Hide fever burned in them all.

Caleb sang “Rye Whiskey” and “The Wounded Ranger” and the hide-camp favorite about old Crego, who refused to pay his skinners the wage promised:

The season being over, boys,

old Crego wouldn't pay.

He said we'd been extravagant

and he was in debt that day.

We coaxed him and we begged him,

but still it was no go.

So we left his damned old bones to bleach

on the range of the buffalo.

There was some loud talk about allowing Red Hot Frost's bones the same opportunity if he did not come back from Denison with some cash.

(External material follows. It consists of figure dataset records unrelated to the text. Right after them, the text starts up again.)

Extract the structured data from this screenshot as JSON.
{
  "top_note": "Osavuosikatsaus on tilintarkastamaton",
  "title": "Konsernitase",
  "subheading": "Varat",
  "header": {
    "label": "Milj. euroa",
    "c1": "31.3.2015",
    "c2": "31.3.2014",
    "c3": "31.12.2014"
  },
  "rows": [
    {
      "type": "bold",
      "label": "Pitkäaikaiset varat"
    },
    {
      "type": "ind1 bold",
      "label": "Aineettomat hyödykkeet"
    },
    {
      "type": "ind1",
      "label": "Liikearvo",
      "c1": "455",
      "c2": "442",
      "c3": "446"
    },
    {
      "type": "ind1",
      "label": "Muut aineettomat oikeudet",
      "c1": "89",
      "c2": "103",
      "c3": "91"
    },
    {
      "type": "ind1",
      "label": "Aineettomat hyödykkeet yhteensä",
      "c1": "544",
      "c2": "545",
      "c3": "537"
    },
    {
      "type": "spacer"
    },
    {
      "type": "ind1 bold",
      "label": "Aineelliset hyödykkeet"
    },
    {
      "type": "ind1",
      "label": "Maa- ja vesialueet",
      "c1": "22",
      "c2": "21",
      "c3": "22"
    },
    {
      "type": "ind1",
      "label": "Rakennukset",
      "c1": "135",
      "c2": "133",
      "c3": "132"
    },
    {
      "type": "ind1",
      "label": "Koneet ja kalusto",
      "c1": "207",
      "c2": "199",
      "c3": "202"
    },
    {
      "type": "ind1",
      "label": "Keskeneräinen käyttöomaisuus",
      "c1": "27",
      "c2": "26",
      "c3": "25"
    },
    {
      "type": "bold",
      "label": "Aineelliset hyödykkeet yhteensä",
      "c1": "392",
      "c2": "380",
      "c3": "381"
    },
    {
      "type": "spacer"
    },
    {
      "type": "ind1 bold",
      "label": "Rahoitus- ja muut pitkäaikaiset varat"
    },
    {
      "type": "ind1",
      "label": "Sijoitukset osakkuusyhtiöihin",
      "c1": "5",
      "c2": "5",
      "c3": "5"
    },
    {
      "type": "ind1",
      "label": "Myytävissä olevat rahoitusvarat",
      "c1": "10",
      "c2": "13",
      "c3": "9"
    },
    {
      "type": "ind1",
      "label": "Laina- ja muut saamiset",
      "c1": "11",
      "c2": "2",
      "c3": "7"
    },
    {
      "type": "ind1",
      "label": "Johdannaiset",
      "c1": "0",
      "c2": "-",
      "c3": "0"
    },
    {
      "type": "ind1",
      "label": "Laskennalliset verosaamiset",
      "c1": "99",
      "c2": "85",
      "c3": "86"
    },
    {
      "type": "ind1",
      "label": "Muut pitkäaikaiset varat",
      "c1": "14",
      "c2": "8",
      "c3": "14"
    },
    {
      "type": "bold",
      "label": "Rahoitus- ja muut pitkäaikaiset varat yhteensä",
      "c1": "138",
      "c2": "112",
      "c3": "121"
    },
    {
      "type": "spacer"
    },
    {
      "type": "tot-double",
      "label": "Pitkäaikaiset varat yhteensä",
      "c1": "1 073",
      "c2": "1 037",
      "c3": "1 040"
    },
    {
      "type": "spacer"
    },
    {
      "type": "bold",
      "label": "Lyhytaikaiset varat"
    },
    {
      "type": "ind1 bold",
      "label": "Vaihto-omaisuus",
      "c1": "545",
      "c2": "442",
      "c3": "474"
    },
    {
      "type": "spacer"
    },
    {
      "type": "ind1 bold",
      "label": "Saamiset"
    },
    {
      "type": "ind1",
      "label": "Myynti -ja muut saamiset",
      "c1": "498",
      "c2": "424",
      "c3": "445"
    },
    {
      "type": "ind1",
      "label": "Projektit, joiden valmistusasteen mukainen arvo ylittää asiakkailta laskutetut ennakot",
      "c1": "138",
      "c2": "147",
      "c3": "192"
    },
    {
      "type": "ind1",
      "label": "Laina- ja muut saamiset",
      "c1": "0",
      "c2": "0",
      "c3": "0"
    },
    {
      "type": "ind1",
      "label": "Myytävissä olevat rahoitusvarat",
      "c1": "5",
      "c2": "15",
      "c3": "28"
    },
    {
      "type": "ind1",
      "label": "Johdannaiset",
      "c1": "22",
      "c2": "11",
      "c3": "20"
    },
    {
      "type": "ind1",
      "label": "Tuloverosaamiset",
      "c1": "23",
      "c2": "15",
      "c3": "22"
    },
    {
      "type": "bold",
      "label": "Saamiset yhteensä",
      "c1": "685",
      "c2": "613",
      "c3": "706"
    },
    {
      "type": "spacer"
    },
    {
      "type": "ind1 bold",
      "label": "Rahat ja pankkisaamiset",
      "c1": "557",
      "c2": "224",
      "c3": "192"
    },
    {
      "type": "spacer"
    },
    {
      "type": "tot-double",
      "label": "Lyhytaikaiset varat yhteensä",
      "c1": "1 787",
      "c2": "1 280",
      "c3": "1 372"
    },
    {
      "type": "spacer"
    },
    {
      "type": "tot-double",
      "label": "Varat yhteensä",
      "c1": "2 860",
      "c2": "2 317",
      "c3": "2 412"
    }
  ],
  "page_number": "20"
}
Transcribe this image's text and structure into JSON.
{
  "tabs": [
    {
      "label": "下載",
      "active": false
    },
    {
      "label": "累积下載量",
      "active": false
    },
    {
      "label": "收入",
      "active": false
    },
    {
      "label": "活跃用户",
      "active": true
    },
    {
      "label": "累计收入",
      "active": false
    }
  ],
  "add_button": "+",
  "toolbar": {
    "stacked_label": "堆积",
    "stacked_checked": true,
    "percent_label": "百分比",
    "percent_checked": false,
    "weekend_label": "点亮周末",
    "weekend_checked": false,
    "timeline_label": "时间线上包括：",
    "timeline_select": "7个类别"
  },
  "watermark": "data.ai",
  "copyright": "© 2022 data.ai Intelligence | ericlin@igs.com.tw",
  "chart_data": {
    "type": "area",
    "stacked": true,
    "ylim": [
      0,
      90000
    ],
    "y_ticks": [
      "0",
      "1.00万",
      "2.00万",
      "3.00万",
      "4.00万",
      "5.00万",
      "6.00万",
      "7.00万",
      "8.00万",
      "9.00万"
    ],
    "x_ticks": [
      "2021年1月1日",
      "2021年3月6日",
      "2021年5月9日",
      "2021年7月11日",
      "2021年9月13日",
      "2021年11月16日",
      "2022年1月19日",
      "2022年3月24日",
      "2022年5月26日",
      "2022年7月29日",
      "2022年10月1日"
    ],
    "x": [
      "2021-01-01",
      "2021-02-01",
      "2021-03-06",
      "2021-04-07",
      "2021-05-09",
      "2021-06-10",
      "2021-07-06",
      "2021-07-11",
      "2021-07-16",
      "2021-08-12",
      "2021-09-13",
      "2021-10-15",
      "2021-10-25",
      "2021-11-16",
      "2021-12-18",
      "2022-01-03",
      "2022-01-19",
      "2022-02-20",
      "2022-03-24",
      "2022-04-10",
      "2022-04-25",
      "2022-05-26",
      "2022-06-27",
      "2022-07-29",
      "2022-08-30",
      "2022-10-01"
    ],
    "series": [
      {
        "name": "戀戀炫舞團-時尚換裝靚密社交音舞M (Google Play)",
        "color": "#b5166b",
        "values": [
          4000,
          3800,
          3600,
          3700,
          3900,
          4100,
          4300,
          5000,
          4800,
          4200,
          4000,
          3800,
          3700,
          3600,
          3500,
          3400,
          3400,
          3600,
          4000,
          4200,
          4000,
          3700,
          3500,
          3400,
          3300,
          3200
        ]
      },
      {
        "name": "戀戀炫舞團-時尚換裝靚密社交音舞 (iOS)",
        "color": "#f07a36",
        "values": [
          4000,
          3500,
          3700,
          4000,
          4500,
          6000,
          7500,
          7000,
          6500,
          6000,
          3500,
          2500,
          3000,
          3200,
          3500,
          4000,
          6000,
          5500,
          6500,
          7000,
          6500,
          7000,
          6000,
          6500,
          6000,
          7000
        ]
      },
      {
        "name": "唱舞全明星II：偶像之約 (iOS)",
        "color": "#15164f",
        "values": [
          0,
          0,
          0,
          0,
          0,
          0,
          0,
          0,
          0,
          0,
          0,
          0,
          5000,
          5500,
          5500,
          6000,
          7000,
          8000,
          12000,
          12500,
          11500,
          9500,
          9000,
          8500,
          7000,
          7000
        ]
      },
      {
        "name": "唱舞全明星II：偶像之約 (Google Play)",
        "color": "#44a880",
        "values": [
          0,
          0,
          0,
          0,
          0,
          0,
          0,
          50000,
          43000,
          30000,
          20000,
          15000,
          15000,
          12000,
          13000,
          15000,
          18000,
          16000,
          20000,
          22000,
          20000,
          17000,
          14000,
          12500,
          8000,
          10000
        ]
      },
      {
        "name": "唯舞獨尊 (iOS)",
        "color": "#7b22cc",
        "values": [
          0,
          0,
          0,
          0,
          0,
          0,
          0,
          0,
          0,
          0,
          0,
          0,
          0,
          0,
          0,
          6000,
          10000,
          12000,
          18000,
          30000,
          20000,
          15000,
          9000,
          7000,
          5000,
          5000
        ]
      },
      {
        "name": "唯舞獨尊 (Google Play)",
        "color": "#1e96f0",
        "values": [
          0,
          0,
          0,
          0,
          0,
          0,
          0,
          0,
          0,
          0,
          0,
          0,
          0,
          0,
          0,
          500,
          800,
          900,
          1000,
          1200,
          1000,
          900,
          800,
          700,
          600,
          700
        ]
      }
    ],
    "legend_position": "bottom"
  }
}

He had deposited the money from the first two loads in his own account, claiming he had to recoup his investment before anyone received wages.

In the morning the men broke camp, loaded the rustler's wagon, and headed north. Elam's trail was easy to see in the range grass. It followed the Salt Fork of the Brazos northward until the river made a bend to the east. Here the hide hunters left the river and continued north on Elam's trail, crossing rolling plains and beautiful ranges grown green with recent rains. After noon they began to see buffalo herds on distant ridges and knew Elam had chosen well.

As evening approached, the hunters and skinners watched the rolls of prairie for signs of their scout. He had told them the trip to the South Wichita would take only a day. Toward nightfall they saw a wisp of smoke rising from a tree line in the valley of the South Wichita. Elam's wagon tracks led directly toward the place.

Powder River had wanted to run all day, so Caleb rode ahead with the hunters to join their scout. The horses smelled the river on the north breeze and stretched their necks to get to it. Washita Jack and Badger Burton let loose a few hoots to warn Elam of their approach. It looked as though the old man had chosen a good place to camp. He had found good water and ample timber for fuel, shade, and shelter.